TAL PAI, TAL FILHA
Arte de Cínthya Verri
A paternidade nunca desfrutou de igualdade de condições com a maternidade. Havia uma larga desvantagem nos hábitos, além da gestação, amamentação e de todo o cuidado instintivo.
Não há mais. O Muro da Mauá caiu. Minha filha Mariana, 17 anos, empatou os dois papéis a partir de um singelo gesto. Rompeu o último reduto confessional.
Ela pega minhas roupas emprestadas na calada da noite. Assim como fazia com sua mãe.
Desde que ela veio morar comigo, realiza o anarquismo dos armários. Anseia eliminar os biombos, divisórias e formas de governo. Não preserva sequer conjunto novo. Corta etiqueta para usar pela primeira vez. Desrespeita os lacres e a sensação gostosa de estreia do dono.
Leva minha calça, minha camisa, meu terno, meu macacão. Anda furtando inclusive a coleção de camisetas de futebol, que eu julgava pessoal e intransferível como cueca.
Diz que é altamente autoritário esse papo de masculino e feminino.
Surgiu com a seguinte tirada no jantar: “Enquanto existir autoridade, não existirá liberdade”.
Não posso culpá-la. O homem deveria ter pensado um pouco mais antes de se declarar metrossexual.
Acordo e vou pegar um casaco: sumiu! Passo uma hora procurando entre os cabides, a cesta da lavanderia, o varal, e nenhum sinal. Reviso os últimos passos da roupa. Rezo o pai-nosso pela metade, questiono a mulher, enlouqueço a empregada, incrimino o esquecimento da velhice.
Sabe o que é escolher uma combinação inteira a partir de uma peça e ela desaparecer de repente?
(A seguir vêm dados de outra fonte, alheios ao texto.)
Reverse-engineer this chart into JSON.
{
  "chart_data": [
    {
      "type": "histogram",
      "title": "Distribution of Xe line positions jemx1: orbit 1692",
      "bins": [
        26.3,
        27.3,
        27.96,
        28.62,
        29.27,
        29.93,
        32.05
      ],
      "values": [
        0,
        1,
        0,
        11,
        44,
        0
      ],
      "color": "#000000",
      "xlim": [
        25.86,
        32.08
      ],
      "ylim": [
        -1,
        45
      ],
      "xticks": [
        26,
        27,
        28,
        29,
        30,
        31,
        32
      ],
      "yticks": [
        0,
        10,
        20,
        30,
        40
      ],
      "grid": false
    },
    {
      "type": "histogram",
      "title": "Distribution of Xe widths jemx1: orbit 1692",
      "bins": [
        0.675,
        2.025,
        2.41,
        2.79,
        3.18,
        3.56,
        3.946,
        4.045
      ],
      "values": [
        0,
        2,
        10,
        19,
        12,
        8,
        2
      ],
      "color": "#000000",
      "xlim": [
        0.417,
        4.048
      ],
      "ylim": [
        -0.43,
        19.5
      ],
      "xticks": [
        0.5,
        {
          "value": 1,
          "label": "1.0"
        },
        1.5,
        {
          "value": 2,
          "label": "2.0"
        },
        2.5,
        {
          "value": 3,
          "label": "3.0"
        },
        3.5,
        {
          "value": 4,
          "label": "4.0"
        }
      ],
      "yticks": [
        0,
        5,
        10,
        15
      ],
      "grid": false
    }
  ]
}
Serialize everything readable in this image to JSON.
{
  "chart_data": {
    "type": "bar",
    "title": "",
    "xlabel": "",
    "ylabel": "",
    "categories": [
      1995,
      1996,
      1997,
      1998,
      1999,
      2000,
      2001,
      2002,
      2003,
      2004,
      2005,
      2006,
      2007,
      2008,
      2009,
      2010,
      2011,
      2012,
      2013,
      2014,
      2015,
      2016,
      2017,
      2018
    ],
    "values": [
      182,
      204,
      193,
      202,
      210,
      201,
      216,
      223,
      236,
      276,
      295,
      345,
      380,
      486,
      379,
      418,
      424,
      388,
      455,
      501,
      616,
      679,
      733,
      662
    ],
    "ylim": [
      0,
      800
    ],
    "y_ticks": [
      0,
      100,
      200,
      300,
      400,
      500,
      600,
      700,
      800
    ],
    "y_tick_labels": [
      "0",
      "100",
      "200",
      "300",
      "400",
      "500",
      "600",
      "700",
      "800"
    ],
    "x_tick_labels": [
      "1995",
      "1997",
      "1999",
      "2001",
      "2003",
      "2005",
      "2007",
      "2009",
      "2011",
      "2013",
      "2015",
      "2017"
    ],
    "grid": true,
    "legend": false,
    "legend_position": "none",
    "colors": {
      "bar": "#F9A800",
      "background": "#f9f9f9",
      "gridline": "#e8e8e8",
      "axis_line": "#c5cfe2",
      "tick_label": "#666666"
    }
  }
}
Um lampejo de harmonia posto fora? E a frustração? E o desejo reprimido? Você me entende, Laerte?
Desisto, e me dirijo ao trabalho com a sensação incômoda de que não mando mais em minha vida.
Quando Mariana volta da escola, percebo que ela carrega justamente a roupa extraviada. E parece mais dela do que minha.
Nostradamus ou mãe Diná não previu isso. Trate de se acostumar. Não reclame que sumiu, investigue direito, está em casa, no outro quarto.
Controlo o ranger de dentes. Demorei uma década para alcançar a guarda, não vale desperdiçar com picuinhas e egoísmo. Não custa nada renunciar às futilidades, preservar os valores e investir no caráter.
Afinal, é o internacionalismo dos botões, é a integração sociolibertária do vestuário, é a difusão global do figurino.
Hoje coloquei a calça de corações amarelos de minha filha. Não esperava que servisse. Entrou certinho. Quero só ver a cara dela ao descobrir.